Ada 3 penyaji diantaranya ialah Prof. Dr. H. Sukowiyono , S.H., M.Hum , Dosen FIS UM,  Dr. A. Rosyid Al Atok , M.Pd, M.H. Dosen FIS UM, dan Surajuddin. SH. M.H, Dosen Universitas Widya Gama.

Acara dibuka dengan menyanyikan lagu Indonesia Raya kemudian diisi dengan sambutan Wakil Rektor I UM, diteruskan dengan Sambutan Wakil MPR RI sekaligus membuka acara FGD di akhir acara perumusan dan pembacaan hasil Rumusan FGD

“Diskusi ini adalah sebuah proses yang strategis. Saya  teringat Pancasila dan Undang-Undang 1945 menjadi landasan ideologis dan konsitusional  dalam kehidupan berbangsa dan bernegara. Karena pemaknaan terhadap Pancasila dan pemahaman tentang Undang-undang , maupun terhadap kedaulatan rakyat masih bayak perbedaan.” Terang Prof. Dr.

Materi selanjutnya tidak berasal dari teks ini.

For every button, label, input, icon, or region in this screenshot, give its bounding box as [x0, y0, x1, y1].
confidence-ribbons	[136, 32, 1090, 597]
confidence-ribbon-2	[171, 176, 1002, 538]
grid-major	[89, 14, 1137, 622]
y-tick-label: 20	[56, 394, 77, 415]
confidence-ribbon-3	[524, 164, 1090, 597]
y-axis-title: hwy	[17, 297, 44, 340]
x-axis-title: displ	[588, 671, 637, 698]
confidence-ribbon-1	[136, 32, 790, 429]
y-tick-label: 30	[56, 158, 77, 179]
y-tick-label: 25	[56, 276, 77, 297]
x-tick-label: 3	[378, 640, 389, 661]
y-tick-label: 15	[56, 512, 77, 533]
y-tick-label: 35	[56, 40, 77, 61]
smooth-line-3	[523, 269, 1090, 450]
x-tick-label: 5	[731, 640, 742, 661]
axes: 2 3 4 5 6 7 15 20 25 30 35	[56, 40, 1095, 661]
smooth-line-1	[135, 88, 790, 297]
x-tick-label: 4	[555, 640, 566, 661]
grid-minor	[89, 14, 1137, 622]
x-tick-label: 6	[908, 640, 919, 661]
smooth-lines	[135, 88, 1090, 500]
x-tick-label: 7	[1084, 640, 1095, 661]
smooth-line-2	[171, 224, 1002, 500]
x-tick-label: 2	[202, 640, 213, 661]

Hariyono, M.Pd

Sehingga dimasa demokrasi pemimpin Pancasila lebih bernuansa sosialis akan tetapi sejak Orde Baru sampai sekarang para penguasanya cenderung memakai Pancasila landasan kapitalis atau liberalis.

”Saya berharap mudah mudahan musyawarah ini bisa memberi pemikiran yang serius, tegas sehingga dapat memberikan pencerahan pada masyarakat, dan itu bisa diawali dari hal yang kecil. Kalau boleh mengusulkan supaya lembaga ini mulai meninggalkan istilah kebarat-baratan, misalnya Focus Group Discussion (FGD)  diganti dengan istilah  Indonesia Musyawarah.” tegas Prof Sejarah itu.

Lebih lanjut dijelaskan bahwa didalam kehidupan berbangsa dan bernegara salah satu cara menghancurkan sebuah bangsa  tidak harus dengan militer saja, bisa dengan cara menjauhkan bangsa itu dari sejarahnya.

“Sehingga mereka amnesia terhadap sejarah negaranya sendiri, dan bisa juga dengan menjauhkan bangsa itu dari budaya dan bahasanya sendiri, Sehingga kalau bangsa itu sudah jauh dari budaya dan bahasanya bangsa yang bersangkutan akan hancur sendirinya,” pungkasnya.